I certainly found sewing both soothing and (thankfully) absorbing during my long recovery from an illness.

Emma's banner for her blog Stitch Therapy

Joetta also wrote that one of the things which first attracted her to embroidery was its history as a woman's craft. Joetta grew up around embroidery and craft, and, like me, grew used to seeing her grandmother sew from an early age.

As she began to incorporate embroidery into her practise, she relished its ties with the domestic and thus chose to embroider on vintage linens. Like me, she feels that previously owned linens "bring their own history of women's voices and hands as well as the history of the homes they have lived in".

However, as Joetta is a professional artist and sells her work, she feels uncomfortable sewing on "inherited fabrics", whereas I sew almost exclusively on linens passed down to me by my grandmother, thus adding another layer of historical and familial context to the Cure for Love project. Joetta, however, sews on acquired vintage linens, but in a subversive fashion, while simultaneously acknowledging "the roles of the home and intimacy within the identity of the modern female". 

Though my intention in the Cure for Love project is not specifically subversive, I have created subversive embroidery in the past and imagine I will do in the future (particularly considering that a friend and I are now discussing creating a feminist zine... but more on that at a later date).

Don't Be An Art School Arsehole, an example of my slightly more subversive embroidery

Joetta also had some interesting thoughts about how "being feminist" does not mean "that you cannot embrace and choose to be feminine". She argues that the point of feminism is not "to force women to feel like they must do it all and succeed at it all and judge themselves on if they are being "feminist" enough". This nagging doubt is one I can relate to, as, being an artist writing and making art about love, I sometimes worry that I come across as some soppy dippy moonstruck teenager (which admittedly I am, save the teenager part). My current body of work is not overtly feminist, other than reclaiming a trivialised and traditionally feminine craft for contemporary purposes.

Drink Me In, one of my contemporary embroidered love poems reclaiming women's craft

Another of the points Joetta made is that autobiographical, introspective art (such as Tracey Emin's) is no bad thing, as it is often this that is most raw and universal. For example, Joetta's own work is about the universal experiences of "experiences of love, loss, joy, doubt, etc". This universal quality is something I aim for with the honesty of The Cure for Love.

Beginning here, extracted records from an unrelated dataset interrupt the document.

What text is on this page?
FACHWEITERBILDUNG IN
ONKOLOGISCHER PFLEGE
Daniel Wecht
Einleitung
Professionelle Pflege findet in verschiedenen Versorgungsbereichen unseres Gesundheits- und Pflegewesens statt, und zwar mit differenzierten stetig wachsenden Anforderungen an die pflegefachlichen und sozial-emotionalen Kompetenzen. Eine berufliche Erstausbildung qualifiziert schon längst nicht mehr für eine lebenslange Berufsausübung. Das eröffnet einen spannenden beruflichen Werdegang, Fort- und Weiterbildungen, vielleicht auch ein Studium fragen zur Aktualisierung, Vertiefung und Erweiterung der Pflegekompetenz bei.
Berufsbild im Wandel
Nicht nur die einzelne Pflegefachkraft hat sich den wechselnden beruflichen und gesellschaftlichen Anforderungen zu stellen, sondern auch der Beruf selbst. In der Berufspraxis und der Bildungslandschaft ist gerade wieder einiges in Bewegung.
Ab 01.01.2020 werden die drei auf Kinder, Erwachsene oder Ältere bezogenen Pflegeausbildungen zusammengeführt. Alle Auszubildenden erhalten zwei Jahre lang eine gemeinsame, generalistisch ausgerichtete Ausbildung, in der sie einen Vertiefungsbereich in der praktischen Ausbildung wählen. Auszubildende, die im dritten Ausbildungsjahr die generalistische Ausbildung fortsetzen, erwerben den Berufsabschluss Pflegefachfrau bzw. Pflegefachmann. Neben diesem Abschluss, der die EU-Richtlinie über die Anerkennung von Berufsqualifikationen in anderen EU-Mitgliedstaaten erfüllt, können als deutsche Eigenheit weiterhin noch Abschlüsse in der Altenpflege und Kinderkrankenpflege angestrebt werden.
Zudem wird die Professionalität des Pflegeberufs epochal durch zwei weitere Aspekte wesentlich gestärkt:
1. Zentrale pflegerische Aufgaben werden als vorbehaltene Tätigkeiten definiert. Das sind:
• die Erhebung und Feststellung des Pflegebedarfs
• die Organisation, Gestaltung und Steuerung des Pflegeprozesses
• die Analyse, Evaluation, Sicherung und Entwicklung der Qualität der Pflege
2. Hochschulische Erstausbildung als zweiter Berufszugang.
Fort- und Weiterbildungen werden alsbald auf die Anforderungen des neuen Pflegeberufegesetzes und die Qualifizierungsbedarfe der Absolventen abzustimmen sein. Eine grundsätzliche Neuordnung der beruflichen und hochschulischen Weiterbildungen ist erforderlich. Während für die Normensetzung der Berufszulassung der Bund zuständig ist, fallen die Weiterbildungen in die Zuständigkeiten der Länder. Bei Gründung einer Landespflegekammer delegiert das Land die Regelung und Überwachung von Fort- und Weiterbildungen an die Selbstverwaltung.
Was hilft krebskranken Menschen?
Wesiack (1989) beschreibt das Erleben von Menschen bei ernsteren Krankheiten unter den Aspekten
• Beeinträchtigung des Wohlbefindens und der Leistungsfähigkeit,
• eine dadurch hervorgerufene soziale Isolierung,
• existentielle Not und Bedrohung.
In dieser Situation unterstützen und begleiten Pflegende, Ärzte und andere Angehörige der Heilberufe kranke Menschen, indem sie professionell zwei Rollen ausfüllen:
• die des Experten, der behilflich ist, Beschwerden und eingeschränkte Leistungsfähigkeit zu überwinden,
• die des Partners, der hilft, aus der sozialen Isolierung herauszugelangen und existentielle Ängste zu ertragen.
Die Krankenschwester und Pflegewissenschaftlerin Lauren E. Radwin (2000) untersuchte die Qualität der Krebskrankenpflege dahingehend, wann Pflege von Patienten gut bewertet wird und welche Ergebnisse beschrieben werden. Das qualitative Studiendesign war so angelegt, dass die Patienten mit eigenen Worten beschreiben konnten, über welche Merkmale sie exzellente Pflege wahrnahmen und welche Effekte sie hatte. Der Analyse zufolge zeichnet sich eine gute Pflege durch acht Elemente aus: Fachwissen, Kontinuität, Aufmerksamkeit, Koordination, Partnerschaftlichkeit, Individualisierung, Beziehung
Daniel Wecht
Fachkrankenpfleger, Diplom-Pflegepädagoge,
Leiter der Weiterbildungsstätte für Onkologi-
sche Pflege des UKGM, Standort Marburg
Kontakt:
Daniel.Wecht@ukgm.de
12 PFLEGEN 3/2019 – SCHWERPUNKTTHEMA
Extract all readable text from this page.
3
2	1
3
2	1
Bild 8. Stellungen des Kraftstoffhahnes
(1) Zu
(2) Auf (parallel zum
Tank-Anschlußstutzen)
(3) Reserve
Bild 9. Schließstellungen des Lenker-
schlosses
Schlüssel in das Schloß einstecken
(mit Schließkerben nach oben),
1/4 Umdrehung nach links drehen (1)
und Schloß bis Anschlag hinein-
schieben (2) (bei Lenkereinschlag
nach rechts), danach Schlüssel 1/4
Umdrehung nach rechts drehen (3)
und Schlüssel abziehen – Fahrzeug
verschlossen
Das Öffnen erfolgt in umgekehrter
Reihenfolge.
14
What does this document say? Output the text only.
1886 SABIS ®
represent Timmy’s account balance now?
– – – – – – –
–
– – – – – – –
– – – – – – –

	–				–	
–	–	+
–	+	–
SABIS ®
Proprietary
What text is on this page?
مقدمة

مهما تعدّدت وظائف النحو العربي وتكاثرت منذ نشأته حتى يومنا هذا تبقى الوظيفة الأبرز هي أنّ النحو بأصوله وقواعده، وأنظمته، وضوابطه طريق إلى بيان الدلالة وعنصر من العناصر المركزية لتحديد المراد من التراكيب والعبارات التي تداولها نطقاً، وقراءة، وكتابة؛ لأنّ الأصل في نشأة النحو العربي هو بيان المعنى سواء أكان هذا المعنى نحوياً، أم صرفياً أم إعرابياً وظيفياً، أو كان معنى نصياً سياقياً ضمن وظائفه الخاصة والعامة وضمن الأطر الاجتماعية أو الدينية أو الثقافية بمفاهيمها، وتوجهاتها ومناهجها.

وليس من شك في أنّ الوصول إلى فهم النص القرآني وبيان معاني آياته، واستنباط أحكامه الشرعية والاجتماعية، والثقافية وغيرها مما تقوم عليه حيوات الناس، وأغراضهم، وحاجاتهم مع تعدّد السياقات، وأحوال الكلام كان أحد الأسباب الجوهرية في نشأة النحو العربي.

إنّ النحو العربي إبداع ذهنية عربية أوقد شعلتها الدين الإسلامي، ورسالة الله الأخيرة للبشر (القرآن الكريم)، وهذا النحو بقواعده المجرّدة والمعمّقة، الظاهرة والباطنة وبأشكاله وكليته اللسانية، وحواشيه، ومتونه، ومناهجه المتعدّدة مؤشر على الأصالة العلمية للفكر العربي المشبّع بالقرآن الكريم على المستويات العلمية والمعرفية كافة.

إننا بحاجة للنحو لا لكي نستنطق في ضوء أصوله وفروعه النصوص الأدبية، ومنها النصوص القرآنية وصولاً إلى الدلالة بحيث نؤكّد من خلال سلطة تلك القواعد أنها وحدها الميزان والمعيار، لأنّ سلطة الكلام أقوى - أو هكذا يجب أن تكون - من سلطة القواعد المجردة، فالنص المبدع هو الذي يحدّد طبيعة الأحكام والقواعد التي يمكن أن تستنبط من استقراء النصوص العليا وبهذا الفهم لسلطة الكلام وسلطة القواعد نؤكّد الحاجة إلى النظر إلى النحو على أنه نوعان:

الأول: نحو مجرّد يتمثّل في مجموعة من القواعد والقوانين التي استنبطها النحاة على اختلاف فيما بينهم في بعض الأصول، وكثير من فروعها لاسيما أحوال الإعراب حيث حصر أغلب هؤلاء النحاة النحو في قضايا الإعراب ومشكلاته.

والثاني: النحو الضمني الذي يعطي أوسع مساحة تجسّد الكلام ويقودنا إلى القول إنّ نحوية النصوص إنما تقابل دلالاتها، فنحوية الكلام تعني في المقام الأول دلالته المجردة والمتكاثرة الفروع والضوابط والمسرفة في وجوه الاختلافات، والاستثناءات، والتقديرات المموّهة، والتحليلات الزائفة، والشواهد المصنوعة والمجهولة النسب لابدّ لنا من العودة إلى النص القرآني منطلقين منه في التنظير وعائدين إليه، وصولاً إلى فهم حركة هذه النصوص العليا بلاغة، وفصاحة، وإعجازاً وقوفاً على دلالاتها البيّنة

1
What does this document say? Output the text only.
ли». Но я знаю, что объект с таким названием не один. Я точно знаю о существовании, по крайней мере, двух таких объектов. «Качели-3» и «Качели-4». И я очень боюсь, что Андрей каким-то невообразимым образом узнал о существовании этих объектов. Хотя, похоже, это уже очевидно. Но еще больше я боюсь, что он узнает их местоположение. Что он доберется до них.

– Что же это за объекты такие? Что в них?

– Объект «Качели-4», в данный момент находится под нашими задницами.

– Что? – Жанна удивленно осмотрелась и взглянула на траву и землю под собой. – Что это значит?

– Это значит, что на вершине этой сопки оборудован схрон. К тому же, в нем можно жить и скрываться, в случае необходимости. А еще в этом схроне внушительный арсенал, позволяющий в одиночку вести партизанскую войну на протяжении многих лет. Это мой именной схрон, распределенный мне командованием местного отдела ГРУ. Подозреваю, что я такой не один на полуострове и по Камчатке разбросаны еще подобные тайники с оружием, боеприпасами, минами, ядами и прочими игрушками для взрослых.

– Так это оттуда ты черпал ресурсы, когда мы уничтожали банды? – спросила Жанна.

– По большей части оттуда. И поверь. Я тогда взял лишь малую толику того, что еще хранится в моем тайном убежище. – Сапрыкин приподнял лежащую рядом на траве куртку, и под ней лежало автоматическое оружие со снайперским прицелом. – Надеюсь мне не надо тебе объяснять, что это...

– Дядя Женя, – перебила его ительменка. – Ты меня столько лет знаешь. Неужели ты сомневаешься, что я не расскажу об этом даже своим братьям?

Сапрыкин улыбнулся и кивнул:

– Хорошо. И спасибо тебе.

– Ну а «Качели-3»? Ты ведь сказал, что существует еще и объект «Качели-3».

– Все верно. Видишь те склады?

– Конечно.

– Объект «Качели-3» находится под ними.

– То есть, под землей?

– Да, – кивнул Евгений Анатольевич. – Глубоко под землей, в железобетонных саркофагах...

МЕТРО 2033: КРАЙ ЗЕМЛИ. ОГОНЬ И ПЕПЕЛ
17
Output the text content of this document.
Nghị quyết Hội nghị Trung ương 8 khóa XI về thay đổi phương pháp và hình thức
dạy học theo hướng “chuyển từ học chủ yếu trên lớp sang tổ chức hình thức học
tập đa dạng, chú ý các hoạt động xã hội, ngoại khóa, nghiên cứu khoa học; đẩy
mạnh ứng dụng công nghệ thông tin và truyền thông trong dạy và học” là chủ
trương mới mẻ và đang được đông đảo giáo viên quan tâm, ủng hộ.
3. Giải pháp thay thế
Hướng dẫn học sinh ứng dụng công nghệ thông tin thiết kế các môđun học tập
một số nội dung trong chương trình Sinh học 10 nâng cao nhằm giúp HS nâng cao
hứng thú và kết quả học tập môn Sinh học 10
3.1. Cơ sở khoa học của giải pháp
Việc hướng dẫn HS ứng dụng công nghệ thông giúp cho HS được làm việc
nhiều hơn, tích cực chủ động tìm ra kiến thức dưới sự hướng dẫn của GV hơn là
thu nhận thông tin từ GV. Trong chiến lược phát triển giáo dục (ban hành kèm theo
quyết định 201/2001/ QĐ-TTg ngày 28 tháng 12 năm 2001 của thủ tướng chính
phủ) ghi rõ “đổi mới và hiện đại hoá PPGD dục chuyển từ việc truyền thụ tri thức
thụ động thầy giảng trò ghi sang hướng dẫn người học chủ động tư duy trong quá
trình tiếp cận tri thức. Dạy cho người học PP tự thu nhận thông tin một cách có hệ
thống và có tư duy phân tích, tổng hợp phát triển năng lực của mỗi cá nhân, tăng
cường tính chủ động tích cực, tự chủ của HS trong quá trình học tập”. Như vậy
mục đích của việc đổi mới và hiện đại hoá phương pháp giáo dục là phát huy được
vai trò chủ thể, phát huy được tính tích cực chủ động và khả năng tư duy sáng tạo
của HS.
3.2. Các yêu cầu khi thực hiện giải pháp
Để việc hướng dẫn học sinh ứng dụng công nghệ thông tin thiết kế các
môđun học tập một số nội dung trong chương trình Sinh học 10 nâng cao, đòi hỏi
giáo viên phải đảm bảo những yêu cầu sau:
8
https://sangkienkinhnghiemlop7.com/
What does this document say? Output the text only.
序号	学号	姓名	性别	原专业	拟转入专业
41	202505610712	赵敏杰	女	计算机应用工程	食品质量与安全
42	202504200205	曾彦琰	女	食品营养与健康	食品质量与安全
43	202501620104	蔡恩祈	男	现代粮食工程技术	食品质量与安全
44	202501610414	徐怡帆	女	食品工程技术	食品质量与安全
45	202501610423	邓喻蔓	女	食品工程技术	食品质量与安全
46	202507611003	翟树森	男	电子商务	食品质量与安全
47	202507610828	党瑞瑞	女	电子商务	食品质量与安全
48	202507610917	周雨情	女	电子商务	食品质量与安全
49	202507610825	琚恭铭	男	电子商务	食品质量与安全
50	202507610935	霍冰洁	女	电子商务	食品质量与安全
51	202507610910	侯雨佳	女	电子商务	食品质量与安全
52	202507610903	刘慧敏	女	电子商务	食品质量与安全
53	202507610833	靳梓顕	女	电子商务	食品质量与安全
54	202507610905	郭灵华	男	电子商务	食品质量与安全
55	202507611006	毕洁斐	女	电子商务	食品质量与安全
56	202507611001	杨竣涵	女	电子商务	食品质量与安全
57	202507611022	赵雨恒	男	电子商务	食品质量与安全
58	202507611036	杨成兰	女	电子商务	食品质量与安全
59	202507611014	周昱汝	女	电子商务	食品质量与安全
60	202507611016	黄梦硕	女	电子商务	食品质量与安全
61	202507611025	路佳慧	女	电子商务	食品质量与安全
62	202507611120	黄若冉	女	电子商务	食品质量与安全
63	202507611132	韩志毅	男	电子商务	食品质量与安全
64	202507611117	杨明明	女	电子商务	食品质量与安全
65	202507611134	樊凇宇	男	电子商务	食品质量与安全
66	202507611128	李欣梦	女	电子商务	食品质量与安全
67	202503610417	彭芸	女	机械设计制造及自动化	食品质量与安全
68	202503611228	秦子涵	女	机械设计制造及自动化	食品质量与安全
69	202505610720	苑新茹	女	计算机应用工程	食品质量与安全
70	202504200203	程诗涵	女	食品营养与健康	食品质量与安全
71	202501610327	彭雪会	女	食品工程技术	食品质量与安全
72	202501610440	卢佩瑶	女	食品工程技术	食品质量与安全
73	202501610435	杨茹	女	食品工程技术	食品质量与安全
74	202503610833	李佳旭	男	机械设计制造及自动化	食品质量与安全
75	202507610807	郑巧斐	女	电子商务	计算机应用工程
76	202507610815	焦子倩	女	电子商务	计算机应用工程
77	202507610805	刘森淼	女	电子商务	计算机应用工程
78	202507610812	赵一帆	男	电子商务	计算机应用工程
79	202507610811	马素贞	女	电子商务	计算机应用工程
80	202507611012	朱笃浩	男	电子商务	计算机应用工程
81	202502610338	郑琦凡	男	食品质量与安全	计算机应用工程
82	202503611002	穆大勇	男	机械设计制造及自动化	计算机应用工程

Lots of interesting food for thought in my interview with you, Joetta. Thanks again!

Monday, 10 October 2011

The Museum of Broken Relationships

Since Tina and I are holding a workshop exploring broken relationships, it seems appropriate for me to research a museum devoted to "the concept of failed relationships and their ruins".

The museum, which has been exhibited at the Tristan Bates Theatre in Covent Garden, resides in Zagreb, Croatia. It was dreamt up by artists Olinka Vištica and Dražen Grubišić, after their own relationship disintegrated (however, the pair remain friends, and celebrate the positive parts of their relationship in the museum).

The ex-couple

The idea came to the ex-couple whilst they were dividing up their possessions; they wanted to protect the memories held by the flotsam and jetsam of their relationship "from oblivion".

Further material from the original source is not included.